Differential Item Functioning Detection With Latent Classes: How Accurately Can We Detect Who Is Responding Differentially?
Creative Commons License
This work is licensed under a Creative Commons Attribution-Noncommercial-No Derivative Works 4.0 License.
There is a long history of differential item functioning (DIF) detection methods for known, manifest grouping variables, such as sex or ethnicity. But if the experiences or cognitive processes leading to DIF are not perfectly correlated with the manifest groups, it would be more informative to uncover the latent groups underlying DIF. The use of item response theory (IRT) mixture models to detect latent groups and estimate the DIF caused by these latent groups has been explored/interpreted with real data sets, but the accuracy of model estimation has not been thoroughly explored. The purpose of this simulation research was to assess the accuracy of the recovery of classes, item parameters, and DIF effects in contexts where relatively small clusters of items showed DIF. Overall, the results from the study reveal that the use of IRT mixture models for latent DIF detection may be problematic. Class membership recovery was poor in all conditions tested. Discrimination parameters were estimated well for the invariant items, as well as for the DIF items when there was no group impact.
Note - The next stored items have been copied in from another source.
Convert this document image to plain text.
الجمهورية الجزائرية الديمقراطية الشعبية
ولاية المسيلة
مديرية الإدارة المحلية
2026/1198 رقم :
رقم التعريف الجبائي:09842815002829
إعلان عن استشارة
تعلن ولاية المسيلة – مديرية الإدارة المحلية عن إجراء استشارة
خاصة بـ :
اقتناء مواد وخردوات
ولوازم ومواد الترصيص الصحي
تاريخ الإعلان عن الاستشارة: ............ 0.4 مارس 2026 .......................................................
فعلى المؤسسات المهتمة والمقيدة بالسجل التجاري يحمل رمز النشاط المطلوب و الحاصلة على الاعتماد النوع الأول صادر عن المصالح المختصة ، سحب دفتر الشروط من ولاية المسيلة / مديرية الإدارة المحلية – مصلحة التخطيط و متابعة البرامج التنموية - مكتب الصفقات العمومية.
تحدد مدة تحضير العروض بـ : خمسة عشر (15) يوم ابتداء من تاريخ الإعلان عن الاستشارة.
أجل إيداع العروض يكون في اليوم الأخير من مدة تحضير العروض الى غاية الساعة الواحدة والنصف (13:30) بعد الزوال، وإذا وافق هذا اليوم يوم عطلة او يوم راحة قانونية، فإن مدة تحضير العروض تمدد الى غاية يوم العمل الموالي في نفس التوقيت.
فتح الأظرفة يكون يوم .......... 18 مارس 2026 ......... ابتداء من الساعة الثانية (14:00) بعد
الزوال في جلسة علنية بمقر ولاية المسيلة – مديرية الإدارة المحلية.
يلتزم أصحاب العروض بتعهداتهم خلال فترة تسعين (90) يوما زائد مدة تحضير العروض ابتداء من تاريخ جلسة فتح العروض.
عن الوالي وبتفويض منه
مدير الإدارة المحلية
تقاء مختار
But when there was group impact, discriminations for the DIF items were positively biased. When there was no group impact, DIF effect estimates tended to be positively biased. In general, having fewer items was associated with more biased estimates and larger standard errors.
DeMars, C. E., & Lau, A. (2011). DIF detection with latent classes: How accurately can we detect who is responding differentially? Educational and Psychological Measurement, 71, 597-616.